Repurposed small molecules for use as a bone forming therapeutic during treatment of diseases requiring local bone formation such as fracture repair, spinal fusion, and large segmental bone defects.
- Current treatments require high concentrations of bone morphogenetic protein (BMP) which results in high costs, adverse side effects, and creates a barrier for routine clinical use.
- These novel small molecules modulate a part of the signaling pathway for BMP and can be administered locally to promote bone growth and healing.
- These repurposed therapeutics are already FDA approved for other indications, have minimal side effects, and have a favorable dosing regimen that can be repurposed for local application.

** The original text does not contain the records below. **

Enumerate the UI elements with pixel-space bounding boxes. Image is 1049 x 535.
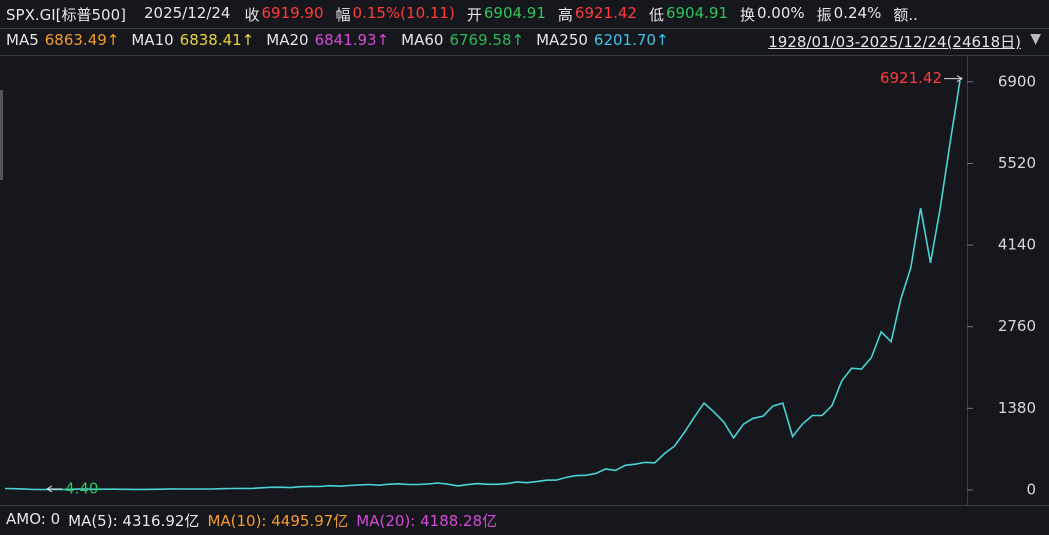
y-tick-label: 4140	[998, 236, 1036, 254]
ma-value: 6841.93↑	[314, 31, 390, 49]
price-line	[4, 80, 961, 491]
ma-label: MA60	[401, 31, 444, 49]
y-tick-label: 6900	[998, 72, 1036, 90]
field-label: 开	[466, 6, 482, 24]
side-handle	[0, 90, 3, 180]
field-label: 振	[816, 6, 832, 24]
volume-stat: MA(5): 4316.92亿	[68, 512, 200, 530]
field-value: 6921.42	[574, 4, 637, 22]
axis-divider	[967, 55, 968, 505]
ma-bar: MA5 6863.49↑ MA10 6838.41↑ MA20 6841.93↑ MA60 6…	[6, 31, 1046, 49]
max-label: 6921.42	[880, 69, 942, 87]
field-label: 高	[557, 6, 573, 24]
field-value: 0.15%(10.11)	[352, 4, 455, 22]
min-label: 4.40	[65, 479, 98, 497]
field-value: 0.24%	[833, 4, 882, 22]
field-label: 幅	[335, 6, 351, 24]
volume-stat: MA(10): 4495.97亿	[207, 512, 349, 530]
volume-bar: AMO: 0 MA(5): 4316.92亿 MA(10): 4495.97亿 MA(…	[6, 510, 505, 531]
divider	[0, 55, 1049, 56]
ma-label: MA250	[536, 31, 588, 49]
dropdown-icon[interactable]: ▼	[1030, 31, 1041, 47]
y-tick-label: 5520	[998, 154, 1036, 172]
ma-value: 6769.58↑	[449, 31, 525, 49]
ma-value: 6201.70↑	[593, 31, 669, 49]
field-label: 额..	[893, 6, 918, 24]
ma-label: MA20	[266, 31, 309, 49]
y-tick-label: 0	[1026, 480, 1036, 498]
divider	[0, 505, 1049, 506]
quote-header: SPX.GI[标普500] 2025/12/24 收 6919.90 幅 0.15%(…	[6, 4, 918, 25]
field-value: 0.00%	[757, 4, 805, 22]
symbol: SPX.GI[标普500]	[6, 6, 126, 24]
field-value: 6904.91	[483, 4, 546, 22]
date-range[interactable]: 1928/01/03-2025/12/24(24618日)	[768, 33, 1021, 51]
ma-value: 6863.49↑	[44, 31, 120, 49]
field-value: 6919.90	[261, 4, 324, 22]
divider	[0, 28, 1049, 29]
volume-stat: AMO: 0	[6, 510, 61, 528]
field-label: 低	[648, 6, 664, 24]
field-label: 收	[244, 6, 260, 24]
ma-label: MA10	[131, 31, 174, 49]
date: 2025/12/24	[144, 4, 231, 22]
field-label: 换	[739, 6, 755, 24]
max-arrow-head	[956, 75, 963, 83]
ma-value: 6838.41↑	[179, 31, 255, 49]
volume-stat: MA(20): 4188.28亿	[356, 512, 498, 530]
y-tick-label: 2760	[998, 317, 1036, 335]
ma-label: MA5	[6, 31, 39, 49]
y-tick-label: 1380	[998, 399, 1036, 417]
field-value: 6904.91	[665, 4, 728, 22]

It is estimated that approximately 2.2 million bone grafting procedures are performed worldwide each year with an estimated cost of these procedures approaching $2.5 billion per year. For spinal fusions, more than 250,000 procedures are performed in the US each year and the bone healing failure rate may be as high as 40%. The iliac crest is often used as a donor site for autologous grafts but there is a limited supply of iliac bone, there are substantial costs associated with this surgery, and there are many complications that can develop from this type of bone graft harvesting including pain, nerve damage, and hematoma. BMP is capable of inducing new bone formation and do not require harvesting bone from remote sites of the patient. However BMP must be administered at high doses in order to be effective and these high doses are associated with an increasing number of complications including local edema and bone resorption. The high cost and need for high concentrations of BMP create barriers for routine clinical use so there is a need for other compounds that can substitute or complement the use of BMP.

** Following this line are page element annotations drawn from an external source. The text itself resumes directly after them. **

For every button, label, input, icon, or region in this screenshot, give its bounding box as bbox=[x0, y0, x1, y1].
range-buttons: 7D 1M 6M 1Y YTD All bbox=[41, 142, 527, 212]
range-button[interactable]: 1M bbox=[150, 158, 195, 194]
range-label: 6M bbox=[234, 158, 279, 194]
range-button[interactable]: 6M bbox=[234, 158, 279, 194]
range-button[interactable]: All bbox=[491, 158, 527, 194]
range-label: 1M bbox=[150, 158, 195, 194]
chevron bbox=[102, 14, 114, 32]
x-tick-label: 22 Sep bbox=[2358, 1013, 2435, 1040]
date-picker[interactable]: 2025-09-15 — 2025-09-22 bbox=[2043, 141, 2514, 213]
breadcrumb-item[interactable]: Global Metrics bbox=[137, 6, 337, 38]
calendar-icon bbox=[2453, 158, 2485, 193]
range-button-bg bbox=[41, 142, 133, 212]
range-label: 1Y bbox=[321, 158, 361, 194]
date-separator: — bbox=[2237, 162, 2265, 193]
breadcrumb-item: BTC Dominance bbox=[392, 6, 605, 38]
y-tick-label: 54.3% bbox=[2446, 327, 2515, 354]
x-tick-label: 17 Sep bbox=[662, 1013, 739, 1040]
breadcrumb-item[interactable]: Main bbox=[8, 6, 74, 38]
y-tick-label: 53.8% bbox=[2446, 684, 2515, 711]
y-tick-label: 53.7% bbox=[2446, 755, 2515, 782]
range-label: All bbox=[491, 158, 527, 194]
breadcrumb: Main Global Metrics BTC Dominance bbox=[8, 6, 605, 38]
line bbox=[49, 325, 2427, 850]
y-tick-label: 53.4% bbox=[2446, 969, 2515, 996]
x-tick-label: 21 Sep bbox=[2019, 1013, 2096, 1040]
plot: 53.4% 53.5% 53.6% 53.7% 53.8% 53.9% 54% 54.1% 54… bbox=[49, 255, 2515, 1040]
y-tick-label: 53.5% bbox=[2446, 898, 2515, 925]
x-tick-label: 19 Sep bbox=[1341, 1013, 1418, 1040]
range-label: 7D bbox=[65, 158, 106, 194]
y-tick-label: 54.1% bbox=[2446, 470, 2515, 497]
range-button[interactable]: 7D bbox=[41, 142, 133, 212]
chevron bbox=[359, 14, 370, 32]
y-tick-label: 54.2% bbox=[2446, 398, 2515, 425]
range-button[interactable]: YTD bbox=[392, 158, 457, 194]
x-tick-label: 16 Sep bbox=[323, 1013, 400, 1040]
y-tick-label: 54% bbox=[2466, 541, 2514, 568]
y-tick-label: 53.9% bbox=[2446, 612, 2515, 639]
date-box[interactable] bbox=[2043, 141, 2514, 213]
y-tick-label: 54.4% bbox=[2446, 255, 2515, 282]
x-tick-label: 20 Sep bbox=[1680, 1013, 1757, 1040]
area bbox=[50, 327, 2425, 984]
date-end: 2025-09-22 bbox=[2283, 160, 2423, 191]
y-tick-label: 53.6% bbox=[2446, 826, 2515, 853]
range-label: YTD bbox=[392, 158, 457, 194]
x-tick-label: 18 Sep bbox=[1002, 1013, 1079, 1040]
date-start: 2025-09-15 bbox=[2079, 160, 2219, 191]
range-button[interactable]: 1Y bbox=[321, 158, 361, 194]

Through an in silico design and screening process, Emory researchers have identified several candidate small molecules that mimic BMP-receptor interaction. The compounds have already been approved by the FDA for other indications. These compounds have shown activity in an alkaline phosphatase cell based assay enhancing sub-optimal doses of BMP. In addition, several compounds have demonstrated the ability to generate de novo bone formation in a non-bone location in vivo in small rodents.
Candidate small molecules were identified in silico and induction of BMP-receptor activity was validated in vitro in pleuripotent cells.